Thekchèn Tcheuling, Dharamsala, Inde – Ce matin, Sa Sainteté le Dalaï-Lama salua ses hôtes de l'Union bouddhiste italienne en ligne, et prit place. La session commença immédiatement par la récitation du Soutra du cœur en italien. Cette récitation terminée, Filippo Scianna, président de l'Union bouddhiste italienne souhaita la bienvenue à Sa Sainteté au nom de cette dernière, qui, expliqua-t-il, comprenait des membres issus d'un large éventail de traditions bouddhistes. Outre leur intérêt pour le bouddhisme, les membres apportent leur aide humanitaire là où cela est nécessaire et cultivent des relations amicales avec d'autres traditions religieuses. Il déclara que Sa Sainteté était leur source d'inspiration et lui fit la requête d'enseigner.

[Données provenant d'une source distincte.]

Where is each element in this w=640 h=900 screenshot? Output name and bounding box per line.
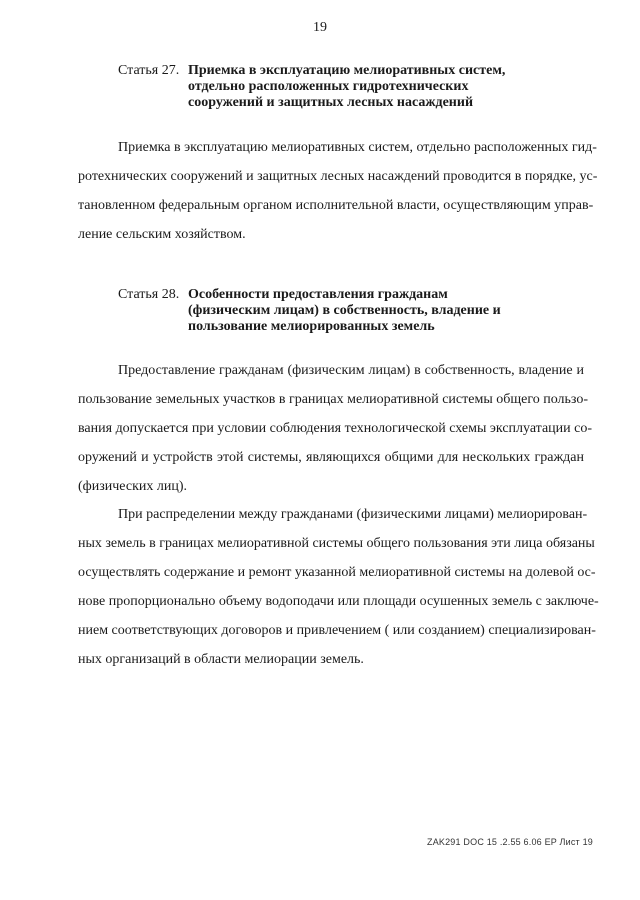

« Aujourd'hui, vous, les Italiens, m'avez demandé de m’exprimer sur les Quatre nobles vérités ainsi que sur les deux vérités, répondit Sa Sainteté. Il existe un certain nombre de traditions religieuses différentes dans le monde. Elles peuvent différer d'un point de vue philosophique, pour autant elles partagent un message commun sur l'importance de l'amour et de la compassion. En Inde, la pratique d’ahimsa, la non-violence ou la non-agression, et de karouna, la compassion, s'est développée approximativement au cours des 3 000 dernières années. De plus, en Inde, toutes les grandes religions du monde vivent pacifiquement côte à côte.
« Depuis l’amélioration des contacts entre l'Orient et l'Occident, de plus en plus de personnes se sont intéressées aux enseignements bouddhistes appartenant à la tradition palie et à la tradition sanskrite.

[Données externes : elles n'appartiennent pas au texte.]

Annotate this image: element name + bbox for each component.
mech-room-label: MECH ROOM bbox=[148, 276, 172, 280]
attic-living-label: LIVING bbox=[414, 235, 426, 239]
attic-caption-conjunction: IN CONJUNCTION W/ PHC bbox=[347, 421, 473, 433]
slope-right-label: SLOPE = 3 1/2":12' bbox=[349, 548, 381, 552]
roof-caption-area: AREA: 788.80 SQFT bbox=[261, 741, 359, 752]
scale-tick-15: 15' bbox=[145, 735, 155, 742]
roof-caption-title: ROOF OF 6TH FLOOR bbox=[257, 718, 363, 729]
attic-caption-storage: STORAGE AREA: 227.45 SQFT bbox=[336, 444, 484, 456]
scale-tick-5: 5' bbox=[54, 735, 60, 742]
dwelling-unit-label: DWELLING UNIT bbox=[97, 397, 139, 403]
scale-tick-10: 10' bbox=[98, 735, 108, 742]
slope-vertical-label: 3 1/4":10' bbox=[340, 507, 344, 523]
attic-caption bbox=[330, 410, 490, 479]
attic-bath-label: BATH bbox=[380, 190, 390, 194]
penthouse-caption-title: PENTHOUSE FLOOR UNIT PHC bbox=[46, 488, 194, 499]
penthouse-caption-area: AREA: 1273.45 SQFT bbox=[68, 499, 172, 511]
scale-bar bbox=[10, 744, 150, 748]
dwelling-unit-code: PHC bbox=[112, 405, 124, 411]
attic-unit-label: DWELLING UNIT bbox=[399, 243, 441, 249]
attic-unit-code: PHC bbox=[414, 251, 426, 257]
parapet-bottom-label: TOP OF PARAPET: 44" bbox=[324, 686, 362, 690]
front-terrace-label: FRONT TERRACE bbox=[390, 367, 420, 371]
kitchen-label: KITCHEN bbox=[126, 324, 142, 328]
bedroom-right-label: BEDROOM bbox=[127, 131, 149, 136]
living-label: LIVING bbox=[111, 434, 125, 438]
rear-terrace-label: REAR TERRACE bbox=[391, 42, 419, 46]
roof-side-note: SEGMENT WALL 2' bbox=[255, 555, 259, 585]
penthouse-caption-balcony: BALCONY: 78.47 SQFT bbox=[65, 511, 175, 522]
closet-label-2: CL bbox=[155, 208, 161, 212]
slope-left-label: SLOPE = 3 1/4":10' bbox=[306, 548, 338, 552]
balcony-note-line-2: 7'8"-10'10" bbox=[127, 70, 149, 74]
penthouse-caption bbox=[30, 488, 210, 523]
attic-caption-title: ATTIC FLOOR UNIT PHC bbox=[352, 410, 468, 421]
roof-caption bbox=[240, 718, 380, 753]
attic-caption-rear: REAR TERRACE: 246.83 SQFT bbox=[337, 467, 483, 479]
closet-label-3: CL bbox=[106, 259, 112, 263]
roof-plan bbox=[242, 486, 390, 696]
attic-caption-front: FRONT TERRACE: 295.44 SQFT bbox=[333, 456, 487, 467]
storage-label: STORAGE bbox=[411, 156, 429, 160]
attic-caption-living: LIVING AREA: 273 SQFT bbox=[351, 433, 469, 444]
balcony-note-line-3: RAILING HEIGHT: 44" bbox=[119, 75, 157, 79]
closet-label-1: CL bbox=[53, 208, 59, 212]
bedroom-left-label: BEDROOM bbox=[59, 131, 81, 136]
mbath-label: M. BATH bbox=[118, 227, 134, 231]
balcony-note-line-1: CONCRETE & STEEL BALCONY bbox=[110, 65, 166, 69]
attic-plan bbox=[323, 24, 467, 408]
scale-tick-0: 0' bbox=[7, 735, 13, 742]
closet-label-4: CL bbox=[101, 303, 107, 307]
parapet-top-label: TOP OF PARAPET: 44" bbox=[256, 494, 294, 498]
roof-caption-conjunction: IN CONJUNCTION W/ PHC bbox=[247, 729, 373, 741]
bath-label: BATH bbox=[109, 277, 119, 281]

« Lorsque le roi Trisong Détsèn invita Shantarakshita au Tibet, il y introduisit la tradition de Nalanda. Il fut un grand maître en philosophie ainsi qu’en logique et en épistémologie dont témoignent les deux livres qu'il a écrits : un Compendium de la réalité (Tattvasamgraha) et l'Ornement de la voie médiane (Madhyamakalalamkara).

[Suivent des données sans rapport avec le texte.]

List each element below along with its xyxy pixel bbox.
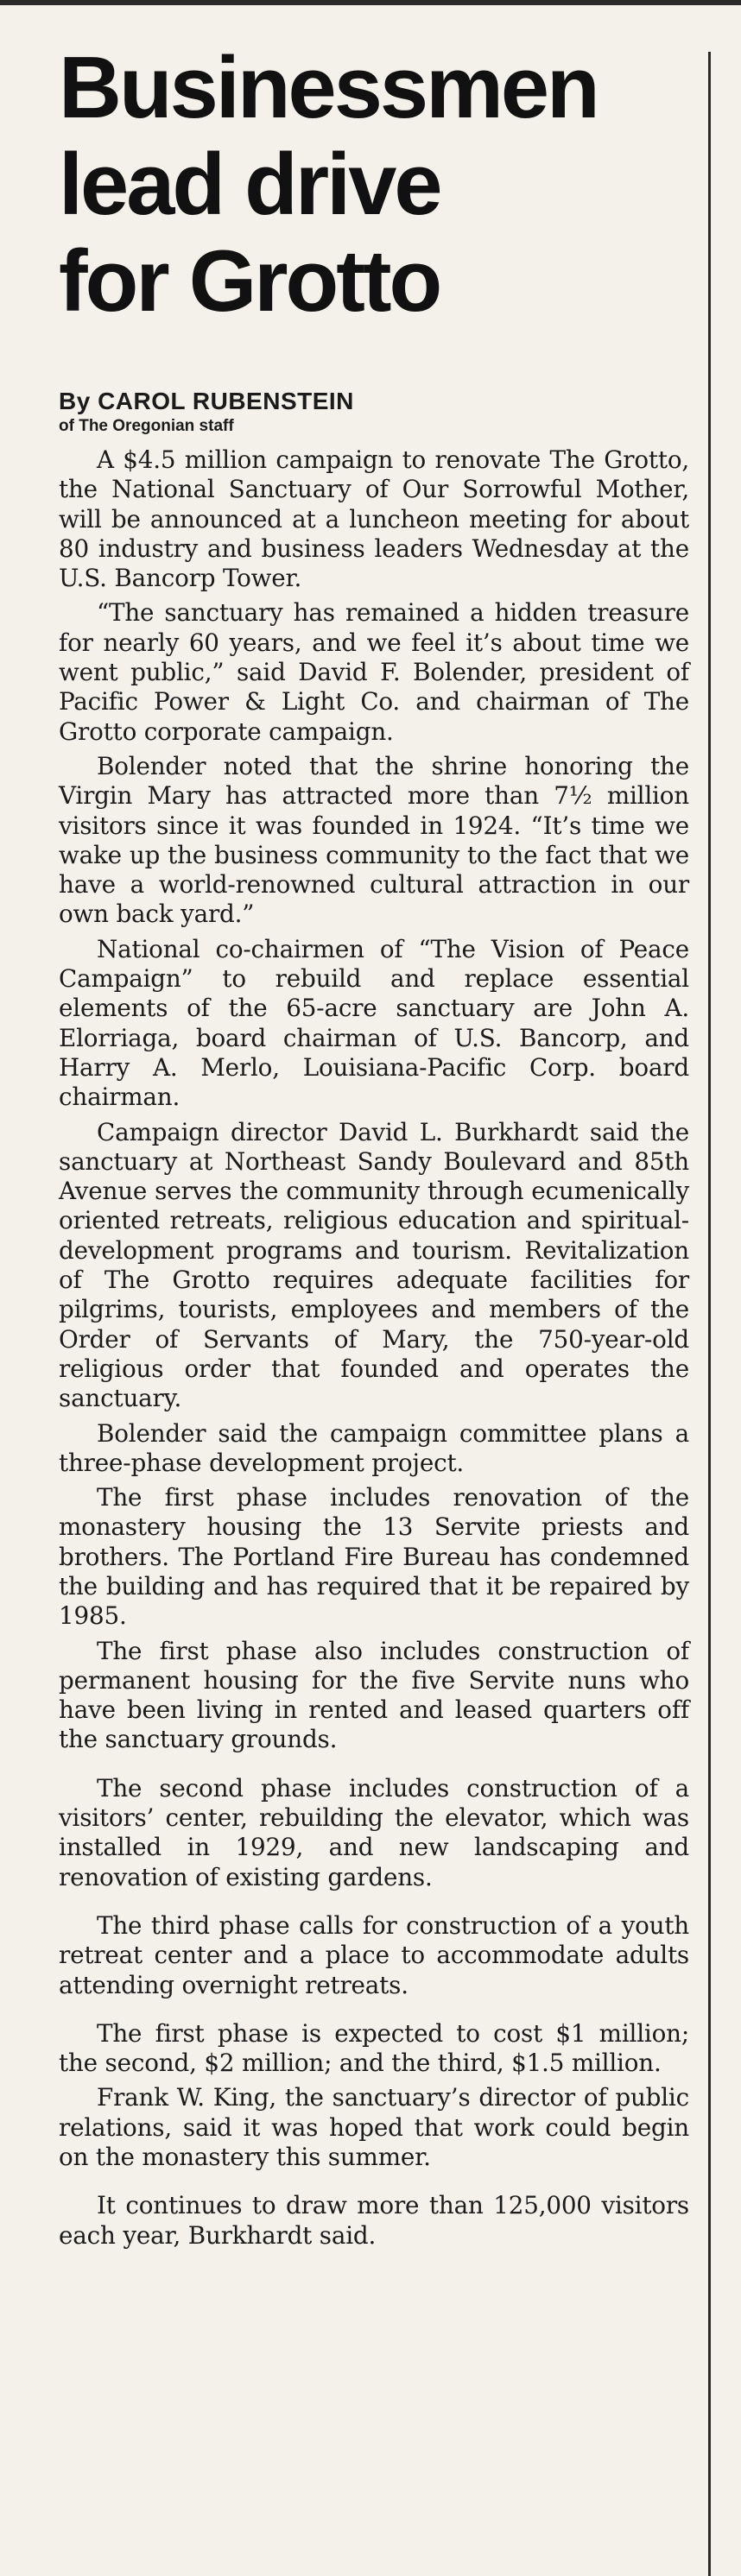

« Depuis le 8ème siècle, les Tibétains suivent la philosophie madhyamaka ou de la voie médiane en pratiquant la logique et la raison. Ce faisant, ils se sont inspirés du Bouddha qui conseillait : "Comme les sages testent l'or en le brûlant, en le coupant et en le frottant, ainsi, bhikshous, ne devez-vous accepter mes paroles qu'après les avoir testées, et pas seulement par respect pour moi". Notre tradition étant fondée sur la logique et la raison, aujourd'hui, même les scientifiques intéressés peuvent se baser sur elle.
« Les Quatre nobles vérités constituent le fondement de l'enseignement du Bouddha. Cependant, immédiatement après avoir atteint l’éveil, il aurait exprimé :
Profond et paisible, libre de toute complexité, luminosité non composée,
J'ai trouvé un Dharma semblable à un nectar.
Pourtant, si je devais l'enseigner, personne ne le comprendrait,
Donc, je vais rester silencieux ici dans la forêt.
« Mais lorsqu'il rencontra ses cinq anciens compagnons et qu'ils lui demandèrent d'enseigner, les Quatre Nobles Vérités furent ce qu’il leur transmit.
« Selon la tradition sanskrite, le Bouddha fit tourner la roue du dharma trois fois, il donna trois cycles d'enseignement. Le premier concerna les Quatre Nobles Vérités, qu'il dévoila en termes de nature, de fonction et de résultat. Lorsqu'il expliqua leur nature, il affirma que la souffrance devrait être reconnue, que son origine devait être éliminée et sa cessation, actualisée en cultivant la voie. Et l'origine à éliminer était le karma et les perturbations mentales, qui, en plus du non-soi, furent expliqués plus en détails dans les 2ème et 3ème cycles d'enseignements.
« Concernant leur résultat, le Bouddha déclara que la souffrance devait être reconnue et pourtant il n'y a rien à reconnaître ; le karma et les perturbations mentales devaient être surmontés, mais il n'y a rien à surmonter.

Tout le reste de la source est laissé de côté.